Otherwise, and as expected, resistance can impact me when an unexpected, undesirable experience arises from my environment, disrupting my nervous system, just as it does for most people. For example, if violence were to erupt in a mall or shopping centre, fear would naturally set in.

Either way, once I’m taken out of my comfort zone, the potential exists for fear to condense into a powerful system at lightning speeds. This might also register as pain being expressed across my body from all the heat and tension.

For example:

If in my path I suddenly see a connection to a previous stressful event, or if something extremely chaotic pops up, I get crippled in fear within the blink of an eye. My heart can jump out of my body and I’ll either incapacitate myself and freeze, or go all-in and act primal to deal with it.

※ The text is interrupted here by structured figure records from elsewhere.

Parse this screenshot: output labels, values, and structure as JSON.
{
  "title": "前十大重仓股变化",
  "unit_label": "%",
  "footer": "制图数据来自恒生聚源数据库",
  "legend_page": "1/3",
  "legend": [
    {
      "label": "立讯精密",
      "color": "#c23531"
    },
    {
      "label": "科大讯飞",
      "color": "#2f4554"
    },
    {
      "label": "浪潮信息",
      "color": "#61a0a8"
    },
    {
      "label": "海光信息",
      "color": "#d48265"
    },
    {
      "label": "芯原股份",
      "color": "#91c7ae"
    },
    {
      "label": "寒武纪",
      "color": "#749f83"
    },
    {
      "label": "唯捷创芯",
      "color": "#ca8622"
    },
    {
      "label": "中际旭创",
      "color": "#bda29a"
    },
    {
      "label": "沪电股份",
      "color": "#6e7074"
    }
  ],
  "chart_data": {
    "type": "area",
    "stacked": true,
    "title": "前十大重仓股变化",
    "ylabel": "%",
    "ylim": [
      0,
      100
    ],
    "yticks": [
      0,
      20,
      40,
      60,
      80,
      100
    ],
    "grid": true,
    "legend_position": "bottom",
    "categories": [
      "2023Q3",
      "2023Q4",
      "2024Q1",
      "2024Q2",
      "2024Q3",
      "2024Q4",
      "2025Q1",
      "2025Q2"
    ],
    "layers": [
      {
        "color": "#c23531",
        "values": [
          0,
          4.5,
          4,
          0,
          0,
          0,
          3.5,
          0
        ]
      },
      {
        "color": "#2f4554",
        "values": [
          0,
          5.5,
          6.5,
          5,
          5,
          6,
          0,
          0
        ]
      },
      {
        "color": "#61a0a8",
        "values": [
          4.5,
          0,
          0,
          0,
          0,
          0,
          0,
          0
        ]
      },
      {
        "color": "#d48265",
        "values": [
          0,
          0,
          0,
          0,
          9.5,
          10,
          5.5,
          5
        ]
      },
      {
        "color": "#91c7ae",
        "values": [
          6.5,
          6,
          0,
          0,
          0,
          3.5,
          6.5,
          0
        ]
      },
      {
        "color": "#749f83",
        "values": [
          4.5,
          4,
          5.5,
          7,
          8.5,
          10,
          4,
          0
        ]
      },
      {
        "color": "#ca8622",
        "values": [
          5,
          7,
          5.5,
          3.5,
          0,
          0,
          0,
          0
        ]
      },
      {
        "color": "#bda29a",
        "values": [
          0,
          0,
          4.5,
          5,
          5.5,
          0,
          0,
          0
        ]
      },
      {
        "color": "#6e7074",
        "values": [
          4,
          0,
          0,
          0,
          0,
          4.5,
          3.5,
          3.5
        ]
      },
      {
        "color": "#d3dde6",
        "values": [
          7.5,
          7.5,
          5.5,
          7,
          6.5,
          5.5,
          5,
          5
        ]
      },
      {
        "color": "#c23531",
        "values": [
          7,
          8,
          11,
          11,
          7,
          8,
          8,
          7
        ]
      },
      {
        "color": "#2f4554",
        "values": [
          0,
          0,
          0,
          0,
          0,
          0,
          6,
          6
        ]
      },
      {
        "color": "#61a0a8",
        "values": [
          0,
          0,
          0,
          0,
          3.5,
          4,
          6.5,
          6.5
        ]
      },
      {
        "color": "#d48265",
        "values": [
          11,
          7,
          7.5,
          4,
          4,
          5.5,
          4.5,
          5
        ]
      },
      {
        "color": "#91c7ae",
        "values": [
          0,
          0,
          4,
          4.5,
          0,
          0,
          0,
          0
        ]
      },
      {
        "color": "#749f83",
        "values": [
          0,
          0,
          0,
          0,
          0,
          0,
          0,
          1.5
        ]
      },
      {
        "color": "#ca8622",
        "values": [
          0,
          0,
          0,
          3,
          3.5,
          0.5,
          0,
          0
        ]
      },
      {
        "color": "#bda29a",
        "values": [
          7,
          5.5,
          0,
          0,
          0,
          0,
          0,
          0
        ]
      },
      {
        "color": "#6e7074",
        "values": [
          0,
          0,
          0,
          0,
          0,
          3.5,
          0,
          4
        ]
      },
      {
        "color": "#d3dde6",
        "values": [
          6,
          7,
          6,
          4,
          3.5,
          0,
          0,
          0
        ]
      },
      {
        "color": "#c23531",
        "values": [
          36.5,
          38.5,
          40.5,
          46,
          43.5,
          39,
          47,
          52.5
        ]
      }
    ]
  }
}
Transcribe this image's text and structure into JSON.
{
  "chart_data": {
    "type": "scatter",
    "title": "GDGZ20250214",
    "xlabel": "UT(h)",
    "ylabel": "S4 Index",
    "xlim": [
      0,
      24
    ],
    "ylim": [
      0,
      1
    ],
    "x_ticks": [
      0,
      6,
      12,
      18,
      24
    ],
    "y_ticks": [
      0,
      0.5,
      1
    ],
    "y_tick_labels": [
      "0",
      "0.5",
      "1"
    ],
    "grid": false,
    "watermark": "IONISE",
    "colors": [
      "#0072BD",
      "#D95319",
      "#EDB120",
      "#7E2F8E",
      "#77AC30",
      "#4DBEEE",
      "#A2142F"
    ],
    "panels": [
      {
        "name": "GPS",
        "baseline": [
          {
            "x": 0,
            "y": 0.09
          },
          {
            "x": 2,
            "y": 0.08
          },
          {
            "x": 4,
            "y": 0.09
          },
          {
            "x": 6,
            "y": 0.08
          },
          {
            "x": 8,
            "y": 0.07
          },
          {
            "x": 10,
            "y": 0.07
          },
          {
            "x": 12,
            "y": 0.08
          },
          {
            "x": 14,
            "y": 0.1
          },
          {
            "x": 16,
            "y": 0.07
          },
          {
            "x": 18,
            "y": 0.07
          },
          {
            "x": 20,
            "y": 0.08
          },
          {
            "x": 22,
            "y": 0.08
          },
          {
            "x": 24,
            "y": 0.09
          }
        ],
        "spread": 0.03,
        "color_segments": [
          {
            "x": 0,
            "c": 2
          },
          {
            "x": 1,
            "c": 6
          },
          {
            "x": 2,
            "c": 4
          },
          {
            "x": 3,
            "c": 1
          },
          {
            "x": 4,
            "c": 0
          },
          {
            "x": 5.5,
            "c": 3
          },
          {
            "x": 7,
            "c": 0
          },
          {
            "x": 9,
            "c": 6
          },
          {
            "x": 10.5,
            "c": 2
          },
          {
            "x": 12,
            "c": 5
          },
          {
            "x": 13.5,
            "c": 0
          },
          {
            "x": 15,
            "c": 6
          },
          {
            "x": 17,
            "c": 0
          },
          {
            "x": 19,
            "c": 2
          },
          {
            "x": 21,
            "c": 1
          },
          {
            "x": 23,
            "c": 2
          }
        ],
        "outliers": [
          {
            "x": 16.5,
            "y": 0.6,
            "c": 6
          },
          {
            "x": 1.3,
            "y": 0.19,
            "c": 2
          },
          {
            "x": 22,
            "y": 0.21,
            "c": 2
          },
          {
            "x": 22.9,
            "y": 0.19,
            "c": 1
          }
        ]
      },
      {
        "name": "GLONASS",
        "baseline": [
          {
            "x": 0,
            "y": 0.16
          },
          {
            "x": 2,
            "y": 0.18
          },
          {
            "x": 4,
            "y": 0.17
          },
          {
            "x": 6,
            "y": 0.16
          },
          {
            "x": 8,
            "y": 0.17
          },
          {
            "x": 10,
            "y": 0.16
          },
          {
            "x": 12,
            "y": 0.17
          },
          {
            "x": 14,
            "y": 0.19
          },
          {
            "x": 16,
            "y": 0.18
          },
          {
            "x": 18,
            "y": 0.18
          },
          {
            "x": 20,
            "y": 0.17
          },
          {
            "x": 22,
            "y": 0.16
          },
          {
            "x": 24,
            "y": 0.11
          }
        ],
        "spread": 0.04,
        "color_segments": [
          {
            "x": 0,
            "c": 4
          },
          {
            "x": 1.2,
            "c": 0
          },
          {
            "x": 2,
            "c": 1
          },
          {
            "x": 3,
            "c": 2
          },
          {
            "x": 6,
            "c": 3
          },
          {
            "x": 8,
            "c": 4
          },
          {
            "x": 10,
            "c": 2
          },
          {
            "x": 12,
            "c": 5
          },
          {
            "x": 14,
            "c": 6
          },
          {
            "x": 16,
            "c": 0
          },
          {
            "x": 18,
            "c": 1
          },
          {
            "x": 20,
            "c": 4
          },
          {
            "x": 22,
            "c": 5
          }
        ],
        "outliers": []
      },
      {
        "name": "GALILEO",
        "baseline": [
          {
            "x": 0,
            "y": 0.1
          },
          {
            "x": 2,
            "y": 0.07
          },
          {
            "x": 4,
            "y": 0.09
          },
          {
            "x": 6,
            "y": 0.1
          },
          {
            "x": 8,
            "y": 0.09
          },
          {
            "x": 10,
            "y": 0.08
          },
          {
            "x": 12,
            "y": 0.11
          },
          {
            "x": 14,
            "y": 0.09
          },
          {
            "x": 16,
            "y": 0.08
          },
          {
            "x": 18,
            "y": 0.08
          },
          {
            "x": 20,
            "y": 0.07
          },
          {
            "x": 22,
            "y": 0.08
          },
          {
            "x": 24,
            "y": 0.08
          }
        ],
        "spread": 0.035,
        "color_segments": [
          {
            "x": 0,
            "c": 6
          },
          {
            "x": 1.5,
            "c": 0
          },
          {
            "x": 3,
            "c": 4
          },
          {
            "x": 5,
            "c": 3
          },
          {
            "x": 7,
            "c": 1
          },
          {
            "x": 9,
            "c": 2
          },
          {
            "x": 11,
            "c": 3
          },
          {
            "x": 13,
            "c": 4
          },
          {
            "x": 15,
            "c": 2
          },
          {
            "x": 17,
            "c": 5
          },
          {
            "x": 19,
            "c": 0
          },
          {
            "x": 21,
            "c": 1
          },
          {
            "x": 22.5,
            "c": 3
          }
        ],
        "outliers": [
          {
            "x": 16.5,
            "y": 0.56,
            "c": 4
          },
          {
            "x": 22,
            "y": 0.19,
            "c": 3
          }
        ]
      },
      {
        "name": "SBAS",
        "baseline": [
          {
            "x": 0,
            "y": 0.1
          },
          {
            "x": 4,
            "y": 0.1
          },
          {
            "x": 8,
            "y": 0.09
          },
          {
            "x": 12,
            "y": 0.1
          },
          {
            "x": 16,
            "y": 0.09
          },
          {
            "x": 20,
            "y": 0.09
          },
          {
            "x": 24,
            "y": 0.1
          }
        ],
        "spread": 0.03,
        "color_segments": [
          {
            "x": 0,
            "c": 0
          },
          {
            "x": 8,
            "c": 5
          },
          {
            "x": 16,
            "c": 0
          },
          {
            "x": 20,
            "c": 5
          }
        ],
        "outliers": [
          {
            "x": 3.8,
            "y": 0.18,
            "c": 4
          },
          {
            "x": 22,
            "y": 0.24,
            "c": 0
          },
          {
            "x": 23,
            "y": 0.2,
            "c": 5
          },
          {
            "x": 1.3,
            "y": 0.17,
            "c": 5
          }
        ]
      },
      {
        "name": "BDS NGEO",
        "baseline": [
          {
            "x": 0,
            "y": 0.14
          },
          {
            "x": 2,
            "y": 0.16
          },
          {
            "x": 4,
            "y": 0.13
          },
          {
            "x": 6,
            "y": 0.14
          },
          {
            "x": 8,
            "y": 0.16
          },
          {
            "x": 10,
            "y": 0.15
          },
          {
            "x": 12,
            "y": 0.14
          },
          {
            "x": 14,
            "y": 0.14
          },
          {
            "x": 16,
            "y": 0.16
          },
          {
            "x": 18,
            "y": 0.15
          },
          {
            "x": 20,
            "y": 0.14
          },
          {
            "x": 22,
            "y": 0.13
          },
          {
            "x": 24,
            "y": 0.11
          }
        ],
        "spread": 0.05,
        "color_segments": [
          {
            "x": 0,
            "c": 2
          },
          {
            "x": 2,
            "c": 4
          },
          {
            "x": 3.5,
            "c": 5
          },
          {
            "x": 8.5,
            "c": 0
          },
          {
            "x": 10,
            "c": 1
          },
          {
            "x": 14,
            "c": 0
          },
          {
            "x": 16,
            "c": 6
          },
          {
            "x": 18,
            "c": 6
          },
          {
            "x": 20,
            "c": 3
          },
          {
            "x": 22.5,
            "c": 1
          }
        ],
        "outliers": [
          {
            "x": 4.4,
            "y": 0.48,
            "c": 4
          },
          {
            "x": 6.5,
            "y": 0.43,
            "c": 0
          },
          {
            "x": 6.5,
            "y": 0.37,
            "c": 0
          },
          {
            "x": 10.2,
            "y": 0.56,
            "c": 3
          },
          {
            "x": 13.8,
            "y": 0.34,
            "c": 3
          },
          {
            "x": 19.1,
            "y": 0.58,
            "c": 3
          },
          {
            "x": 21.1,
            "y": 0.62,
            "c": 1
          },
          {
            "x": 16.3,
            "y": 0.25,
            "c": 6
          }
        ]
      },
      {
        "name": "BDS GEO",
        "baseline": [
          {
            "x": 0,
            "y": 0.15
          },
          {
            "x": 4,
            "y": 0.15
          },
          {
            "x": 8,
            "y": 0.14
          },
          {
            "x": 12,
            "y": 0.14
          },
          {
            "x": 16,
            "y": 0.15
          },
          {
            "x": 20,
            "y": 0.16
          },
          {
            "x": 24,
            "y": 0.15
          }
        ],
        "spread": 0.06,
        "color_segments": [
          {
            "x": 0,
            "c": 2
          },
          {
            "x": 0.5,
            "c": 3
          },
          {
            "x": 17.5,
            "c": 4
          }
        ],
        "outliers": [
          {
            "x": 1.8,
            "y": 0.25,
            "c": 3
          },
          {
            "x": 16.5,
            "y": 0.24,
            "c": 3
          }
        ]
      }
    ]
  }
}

I face a fight or flight scenario.

Fear can affect me in the same manner, if not more than a physical incursion in pain. But in general, and as most know, it drags on as stress.

Differentiating Fear From Pain

Both fear and pain are two obvious factors that no one wants any of. As fear builds up, this leads to my greater emotional discomfort, which ultimately becomes a noticeable pain that puts me out of balance. The cogs upstairs compress while the anxious story plays, generating heat, sweat, and tears to the surface of my body. This is an inside-out movement.

Therefore, fear is a thought-only internal response that whips from within. While on the other hand, standard pain is undesirable contact with the outside world, and thus an outside-in movement. Or it is more significant outside pressures that send stronger signals across my nervous system. Unless, however, I’m born with a built-in hereditary illness that causes physical grief regardless of external factors. Then I have my upline to thank for that.

Recap:

Typically, my fears are a dull and drawn-out but adaptable process. While pain is the shorter but sharper response (adaptable to a certain degree). Overall, I prefer the lesser of the two evils, whichever one that may be at the time.

A good friend said to me… If you’re in immense pain because of your thoughts, take a hammer to your toe. Problem solved.